We have previously shown that pentafluorophenylboronic acid 1 and oxalic acid 2 condense in situ to form hydrated boronate ester 39, which acts as a strong Brønsted acid to promote SN1 type reactivity through formation of an intermediate benzylic carbocation from the secondary alcohol.[11] This is consistent with the literature on related arylboronic acid catalyzed reactions and accounts for the higher reactivity observed for electron-rich secondary benzylic alcohols in the substrate scope. A possible catalytic cycle for the dehydrative C-alkylation process is outlined in Scheme . In solution, pentafluorophenylboronic acid 1 and oxalic acid 2 are in dynamic equilibrium with hydrated boronate 39,[16] which is likely to act as a Brønsted acid to protonate the secondary benzylic alcohol.

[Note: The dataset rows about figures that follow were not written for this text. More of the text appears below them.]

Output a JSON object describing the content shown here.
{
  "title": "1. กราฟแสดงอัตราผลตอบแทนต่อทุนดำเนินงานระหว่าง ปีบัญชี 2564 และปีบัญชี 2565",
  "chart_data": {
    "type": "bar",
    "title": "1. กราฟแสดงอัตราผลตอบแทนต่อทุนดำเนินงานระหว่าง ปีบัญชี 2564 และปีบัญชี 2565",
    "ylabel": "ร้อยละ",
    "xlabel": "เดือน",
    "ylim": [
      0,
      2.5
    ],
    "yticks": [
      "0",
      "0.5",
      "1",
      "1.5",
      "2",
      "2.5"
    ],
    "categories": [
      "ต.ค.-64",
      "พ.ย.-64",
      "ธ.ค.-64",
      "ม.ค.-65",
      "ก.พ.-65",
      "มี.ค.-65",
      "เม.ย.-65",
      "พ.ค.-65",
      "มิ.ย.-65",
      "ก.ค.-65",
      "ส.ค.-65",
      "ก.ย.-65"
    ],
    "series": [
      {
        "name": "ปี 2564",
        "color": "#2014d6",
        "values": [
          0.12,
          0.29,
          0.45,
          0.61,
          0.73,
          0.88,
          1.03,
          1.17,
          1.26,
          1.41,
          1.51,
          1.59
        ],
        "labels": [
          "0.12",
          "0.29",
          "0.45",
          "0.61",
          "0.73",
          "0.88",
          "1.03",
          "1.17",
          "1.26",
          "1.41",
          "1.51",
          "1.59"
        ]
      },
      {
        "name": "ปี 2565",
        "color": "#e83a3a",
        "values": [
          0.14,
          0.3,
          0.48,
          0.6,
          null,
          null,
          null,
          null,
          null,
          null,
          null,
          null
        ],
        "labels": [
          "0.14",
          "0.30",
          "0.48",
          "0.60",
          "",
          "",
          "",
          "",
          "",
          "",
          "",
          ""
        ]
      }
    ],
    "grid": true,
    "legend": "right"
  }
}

This is consistent with recent work by Moran and co-workers, who found that various arylboronic acid promoted alcohol activation processes are likely to proceed via either a Brønsted acid or H-bond activation mode, as opposed to Lewis acid or covalent catalysis.[17] Dissociation of ion pair 40 forms benzylic carbocation 41, which can undergo nucleophilic addition from the enol tautomer of either the 1,3-diketone derivatives or 1,3-ketoesters to form the C-alkylation products and release water as the only byproduct. An analogous mechanism is plausible using allyltrimethylsilane 26 as the nucleophile reacting with carbocation 41, with trimethylsilanol released as the byproduct in this case.[18]

Scheme 5

Possible Catalytic Cycle

In conclusion, arylboronic acid catalysis can be used for the dehydrative C-alkylation of various carbon nucleophiles using secondary benzylic alcohols as the electrophile. A range of 1,3-diketones and 1,3-ketoesters can be used as pro-nucleophiles toward secondary benzylic alcohols activated by a combination of pentafluorphenylboronic acid 1 (5 mol %) and oxalic acid 2 (10 mol %) to form C-alkylation products in good yields, with water formed as the only byproduct. The catalytic system is also compatible with allyltrimethylsilane 26 as the nucleophile, promoting the direct allylation of various benzylic alcohols. Further studies into the applicability of arylboronic acid catalysis toward dehydrative substitution reactions are ongoing in our laboratory.[19]